– Ray Feroz
Without a good relationship, our effect upon one another is nonexistent or destructive. –William Glasser
One of the things I love about working in academics is that we have a regular time-limited season (semester) and when it is over we can put the past behind us to start a new season, another semester. In this respect we are like a baseball or football or soccer team – there is a season, a break, and a new opportunity to do things differently. This may seem like no big deal, but if you have worked in a job that does not afford these fresh starts – e.g., post office, fast-food, hospitals, banks – you can deeply appreciate our situation in academia with our fresh starts and new hope.
This fall at Clarion University we have gone above and beyond the normal start-over with both a new president and interim provost! I am delighted with this fresh-start opportunity to all work together to make Clarion University a better place.
These fresh starts can enable us to change the total direction of our professional – or personal – lives in the new semester or even in the next moment. Let me suggest for your consideration one such change strategy: Look for the good and accentuate the positive. We can make a conscious effort to truly value and understand others – both the content of their communication as well as the process or feelings behind the content, to move toward mutual understanding and, as the Gestalt therapists say, participate in a shared journey. Have compassion and seek to understand deeply. Civility is the result. We are members of a community of scholars, colleagues all.

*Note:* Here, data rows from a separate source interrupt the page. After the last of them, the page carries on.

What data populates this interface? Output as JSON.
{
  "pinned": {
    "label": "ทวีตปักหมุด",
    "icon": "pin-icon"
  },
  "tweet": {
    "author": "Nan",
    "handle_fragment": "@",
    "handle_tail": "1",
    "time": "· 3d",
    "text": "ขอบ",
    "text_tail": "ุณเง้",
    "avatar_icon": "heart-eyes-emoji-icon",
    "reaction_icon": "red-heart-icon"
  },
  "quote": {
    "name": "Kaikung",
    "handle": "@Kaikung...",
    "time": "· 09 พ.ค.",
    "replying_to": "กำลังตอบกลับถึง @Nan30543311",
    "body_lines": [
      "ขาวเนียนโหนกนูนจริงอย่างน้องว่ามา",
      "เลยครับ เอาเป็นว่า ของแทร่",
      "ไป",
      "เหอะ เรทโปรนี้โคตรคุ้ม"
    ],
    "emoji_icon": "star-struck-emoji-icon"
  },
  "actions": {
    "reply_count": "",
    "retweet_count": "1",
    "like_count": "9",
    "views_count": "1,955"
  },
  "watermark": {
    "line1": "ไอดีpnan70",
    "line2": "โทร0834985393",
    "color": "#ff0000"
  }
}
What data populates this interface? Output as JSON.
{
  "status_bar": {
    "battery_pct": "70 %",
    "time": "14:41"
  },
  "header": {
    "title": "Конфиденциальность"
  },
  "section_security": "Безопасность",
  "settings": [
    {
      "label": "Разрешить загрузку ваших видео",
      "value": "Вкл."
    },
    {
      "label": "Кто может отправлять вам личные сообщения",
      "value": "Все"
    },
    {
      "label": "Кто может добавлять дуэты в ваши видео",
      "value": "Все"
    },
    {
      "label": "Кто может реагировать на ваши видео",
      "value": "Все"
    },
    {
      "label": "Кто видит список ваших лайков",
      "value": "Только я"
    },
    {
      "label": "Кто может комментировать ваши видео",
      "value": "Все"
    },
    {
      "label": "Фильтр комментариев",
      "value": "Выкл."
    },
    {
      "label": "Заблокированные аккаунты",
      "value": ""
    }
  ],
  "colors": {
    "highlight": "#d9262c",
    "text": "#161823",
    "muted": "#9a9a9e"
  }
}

We all make mistakes – I have certainly been guilty of not always taking the time to deeply understand others. I have made assumptions and rushed to judgment. Sometimes we find ourselves in roles where an in-your-face approach is almost expected. And, sometimes we must be unyielding in our opposition to darkness. But mostly there is light out there and I can truly say that I sleep better at night when I try my best to understand deeply and work collaboratively.
The Dalai Lama said:
If you want to be good to others, have compassion. If you want to be good to yourself, have compassion.

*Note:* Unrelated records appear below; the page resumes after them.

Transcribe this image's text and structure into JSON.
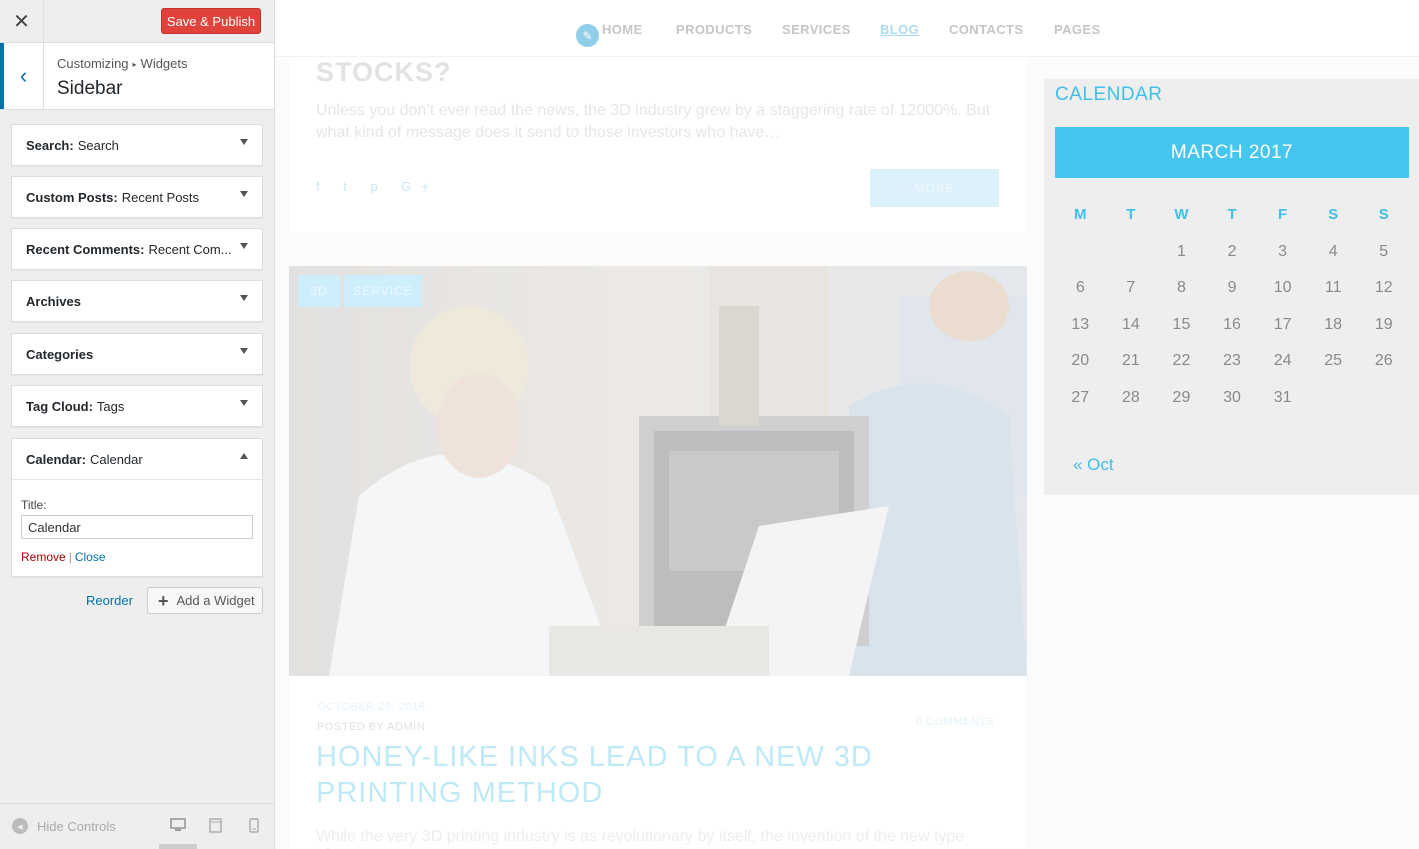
{
  "customizer": {
    "close_icon": "close-icon",
    "save_label": "Save & Publish",
    "breadcrumb": {
      "root": "Customizing",
      "section": "Widgets"
    },
    "section_title": "Sidebar",
    "widgets": [
      {
        "type": "Search:",
        "title": "Search"
      },
      {
        "type": "Custom Posts:",
        "title": "Recent Posts"
      },
      {
        "type": "Recent Comments:",
        "title": "Recent Com..."
      },
      {
        "type": "Archives",
        "title": ""
      },
      {
        "type": "Categories",
        "title": ""
      },
      {
        "type": "Tag Cloud:",
        "title": "Tags"
      },
      {
        "type": "Calendar:",
        "title": "Calendar",
        "expanded": true
      }
    ],
    "calendar_form": {
      "title_label": "Title:",
      "title_value": "Calendar",
      "remove_label": "Remove",
      "separator": "|",
      "close_label": "Close"
    },
    "reorder_label": "Reorder",
    "add_widget_label": "Add a Widget",
    "hide_controls_label": "Hide Controls",
    "accent_color": "#0073aa",
    "save_color": "#e0433b"
  },
  "preview": {
    "nav": [
      "HOME",
      "PRODUCTS",
      "SERVICES",
      "BLOG",
      "CONTACTS",
      "PAGES"
    ],
    "nav_active": "BLOG",
    "post1": {
      "title": "STOCKS?",
      "excerpt": "Unless you don’t ever read the news, the 3D industry grew by a staggering rate of 12000%. But what kind of message does it send to those investors who have…",
      "social": "f t p G+",
      "more_label": "MORE"
    },
    "post2": {
      "tags": [
        "3D",
        "SERVICE"
      ],
      "date": "OCTOBER 25, 2016",
      "author": "POSTED BY ADMIN",
      "comments": "0 COMMENTS",
      "title": "HONEY-LIKE INKS LEAD TO A NEW 3D PRINTING METHOD",
      "excerpt": "While the very 3D printing industry is as revolutionary by itself, the invention of the new type of…"
    },
    "calendar": {
      "heading": "CALENDAR",
      "month": "MARCH 2017",
      "weekdays": [
        "M",
        "T",
        "W",
        "T",
        "F",
        "S",
        "S"
      ],
      "weeks": [
        [
          "",
          "",
          "1",
          "2",
          "3",
          "4",
          "5"
        ],
        [
          "6",
          "7",
          "8",
          "9",
          "10",
          "11",
          "12"
        ],
        [
          "13",
          "14",
          "15",
          "16",
          "17",
          "18",
          "19"
        ],
        [
          "20",
          "21",
          "22",
          "23",
          "24",
          "25",
          "26"
        ],
        [
          "27",
          "28",
          "29",
          "30",
          "31",
          "",
          ""
        ]
      ],
      "prev_link": "« Oct",
      "accent_color": "#45c6ee"
    }
  }
}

Pause and think about these words. Notice that the secret to happiness seems to be in valuing and understanding others – being in touch with the feelings and purpose of those who populate our lives – family, friends, colleagues, students, and even strangers. If we can better understand and care for them, the upshot will be a salve for our own spirit. What a nice gift to others as we start a new academic year, and to ourselves. And the workplace – and world – will be a better place.
Ray Feroz is Professor and Chairperson of the Department of Human Services, Rehabilitation, Health and Sport Sciences at Clarion University, where he teaches courses in rehabilitation administration, human services delivery systems, and substance abuse. In 2017, he spearheaded the development of an online Opioid Treatment Specialist Certificate. He went to school at University of Pittsburgh, Boston University, and Kent State University, and is a US Army Vietnam era veteran. He has four children and eight granddaughters.